Jeannine Auboyer (1912—1990) was a French Indologist and art historian specialising in the classical arts of South and Southeast Asia. From 1965 to 1980 she was the chief-curator of the Musée Guimet in Paris.

Jeannine Auboyer was the daughter of an auctioneer. During her secondary education, she received painting and sculpture lessons at Académie Julian and Académie de la Grande Chaumière. From 1929 to 1934 she studied at the École du Louvre, where she specialized in art history of the Indian world (with Joseph Hackin, René Grousset, Philippe Stern) and the Far East. She also took courses at the École pratique des hautes études (EPHE; with Paul Pelliot, Jean Przyluski, Paul Mus), the Institut d'Art et d'Archéologie, the Institute of Indian Civilisation as well as the Ethnological Institute at the Sorbonne University of Paris (with Marcel Mauss and Paul Rivet).

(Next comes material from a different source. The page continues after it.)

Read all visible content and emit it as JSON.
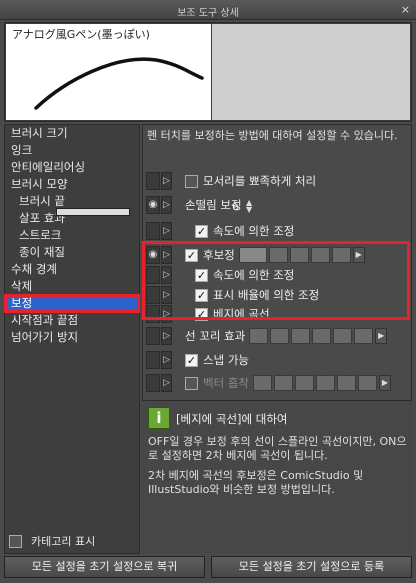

In 1931, at the age of 19, Auboyer startet working at the Indochinese Museum at Trocadéro Palace under Philippe Stern. Its collections were transferred to the Musée Guimet by 1936, where Auboyer subsequently worked under the directorship of Joseph Hackin. From 1942 to 1946, she was a staff member at the Musée Cernuschi. At the EPHE, she defended her dissertation on "The Throne and its Symbolism in Ancient India" in 1946. Back at the Musée Guimet, she rose from assistant to curator in 1952. In 1965, she finally replaced Philippe Stern as chief-curator. She initiated a general renovation of the museum in the late 1960s, which was completed by the end of her tenure. Upon her retirement in 1980, she received the title of honorary chief-curator. In parallel, she taught at the École du Louvre, where she held the chair of Art of the Indian World from 1965 to 1980.

In addition, she was also a researcher at the French National Centre for Scientific Research where she directed the Centre for Iconography of the Indian World. She made several archaeological expeditions to India, Nepal, Cambodia and Thailand. Auboyer wrote numerous works on Indian and Southeast Asian history and art. She is known for Daily Life in Ancient India (French: La Vie quotidienne dans l'Inde ancienne; published in 1961 and translated to English in 1968), a record of the ancient Indian rituals and customs, many of which are preserved in Indian society today.